А что же сделала для последней — Рижская, Митавская и Ревельская14 культура? Особенного, кажется, ничего. Она берет все из-за Немана — и воображает, что в каждом Рижанине, Ревельце и Митавце — непременно кроется Кант, Гумбольт или Гете! Ах, добрые, наивные провинциалы! Чего им хочется? Слиться с Германиею: Боже сохрани! Они и руками и ногами от этого! Там, несмотря на парламентаризм, еще не умер режим Фридриха IIго15, — и этих милых баронов там скоро бы привели к одному знаменателю! Они это очень хорошо знают — и не хотят. Нет, им здесь, у нас, под рукой Русского царя живется привольно, почетно, выгодно! Им хочется сохранять status quo[5] своего угла, жить под крепкою охраною русской власти, своими феодальными привилегиями, брать чины, ордена, деньги, не сливаясь с Россией — ни верой, ни языком, сохраняя за собой значение, нравы и обычаи средневекового рыцарства и тихонько презирая Русских, — будто бы за некультурность. Неправда, это не презрение, а нерасположение, как я выше сказал, слабых к сильным, что нередко бывает. Но это очень некультурно со стороны слабых платить враждою сильным, когда эти последние их щадят и балуют!

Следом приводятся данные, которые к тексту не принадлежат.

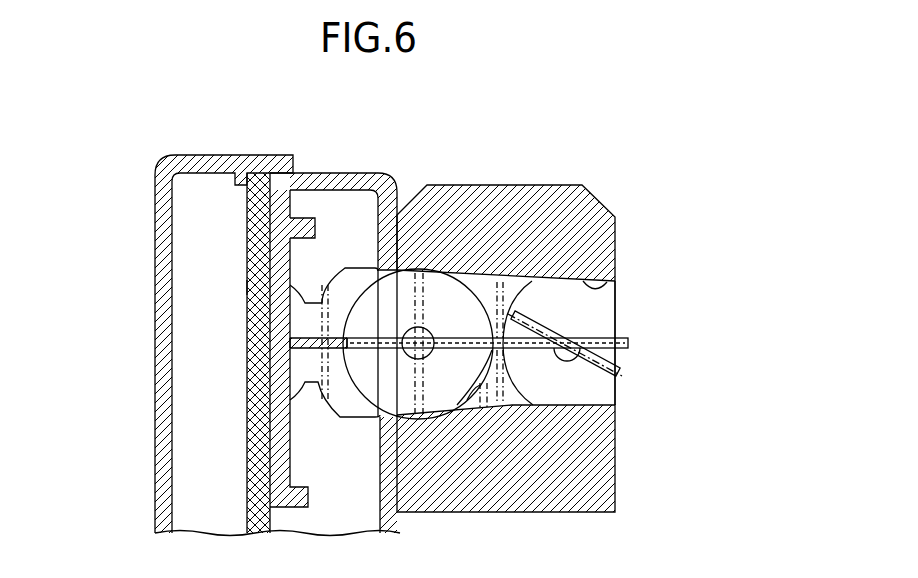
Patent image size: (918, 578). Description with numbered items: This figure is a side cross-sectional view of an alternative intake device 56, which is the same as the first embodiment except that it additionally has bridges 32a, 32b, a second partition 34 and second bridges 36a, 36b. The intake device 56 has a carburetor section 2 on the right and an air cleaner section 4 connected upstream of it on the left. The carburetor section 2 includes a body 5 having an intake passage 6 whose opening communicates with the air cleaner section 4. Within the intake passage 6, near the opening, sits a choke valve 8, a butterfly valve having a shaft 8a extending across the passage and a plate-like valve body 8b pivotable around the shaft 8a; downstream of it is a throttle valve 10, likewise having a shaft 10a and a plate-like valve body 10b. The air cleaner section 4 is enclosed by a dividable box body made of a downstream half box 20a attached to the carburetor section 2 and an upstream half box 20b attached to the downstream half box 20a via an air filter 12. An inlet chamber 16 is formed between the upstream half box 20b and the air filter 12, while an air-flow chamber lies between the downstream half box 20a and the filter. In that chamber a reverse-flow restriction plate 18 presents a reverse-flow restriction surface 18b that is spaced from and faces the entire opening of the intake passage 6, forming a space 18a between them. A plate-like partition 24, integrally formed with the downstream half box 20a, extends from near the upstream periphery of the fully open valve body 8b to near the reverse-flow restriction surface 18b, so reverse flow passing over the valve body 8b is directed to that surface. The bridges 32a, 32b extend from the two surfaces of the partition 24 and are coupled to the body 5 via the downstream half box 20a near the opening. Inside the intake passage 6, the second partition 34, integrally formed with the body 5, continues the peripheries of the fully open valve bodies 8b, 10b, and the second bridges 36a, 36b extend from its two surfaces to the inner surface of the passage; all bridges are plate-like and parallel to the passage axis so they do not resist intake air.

The carburetor section 2 is at (522, 150).
The air cleaner section 4 is at (305, 152).
The body 5 is at (603, 220).
The intake passage 6 is at (613, 282).
The choke valve 8 is at (440, 318).
The shaft 8a is at (470, 370).
The valve body 8b is at (478, 348).
The throttle valve 10 is at (556, 308).
The shaft 10a is at (567, 361).
The valve body 10b is at (628, 343).
The air filter 12 is at (247, 197).
The inlet chamber 16 is at (193, 490).
The reverse-flow restriction plate 18 is at (277, 413).
The space 18a is at (360, 458).
The reverse-flow restriction surface 18b is at (290, 268).
The downstream half box 20a is at (340, 173).
The upstream half box 20b is at (155, 176).
The partition 24 is at (307, 350).
The bridge 32a is at (247, 287).
The bridge 32b is at (335, 405).
The second partition 34 is at (502, 347).
The second bridge 36a is at (534, 280).
The second bridge 36b is at (468, 405).
The intake device 56 is at (687, 198).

Я познакомился с некоторыми из немецких баронов, и не баронов тоже — и правду говоря — не только не заметил никакой вражды: напротив, они показались мне очень порядочными, образованными, предупредительными джентльменами. Они сходятся с нами, Русскими, в парке, на музыке, играют в карты, говорят порядочно по-русски, а «иные, как скалозубовские офицеры, и по-французски!» Мне кажется, есть надежда, что они со временем исправятся, забудут всякий антагонизм — и взамен всех получаемых от России и из России благ — научат нас, Русских, своим, в самом деле завидным племенным качествам, недостающим Славянским расам — это persévérance[6] во всяком деле (не умею перевести persévérance) и систематичности. Вооружась этими качествами, мы тогда, и только тогда, покажем, какими природными силами и какими богатствами обладает Россия! Другому пока нам у остзейских культур-херов учиться нечему и занять ничего не приходится. Снабжает нас Рига своими прославленными сигарами: но как они плохи не только сравнительно с Гаванскими, но даже с культурными немецкими заграничного изделия сигарами! Я это изведал собственным опытом, куря, с горем пополам, рижский продукт (ибо Гаванские, с нынешним курсом — и не мне не по карману). Мне кажется даже — может быть — из патриотизма, что наши петербургские не хуже! Главным же перлом Рижской культуры — считается Кюммель16, и даже Доппельт-Кюммель, рассылаемый по всей Европе, и даже в Америку!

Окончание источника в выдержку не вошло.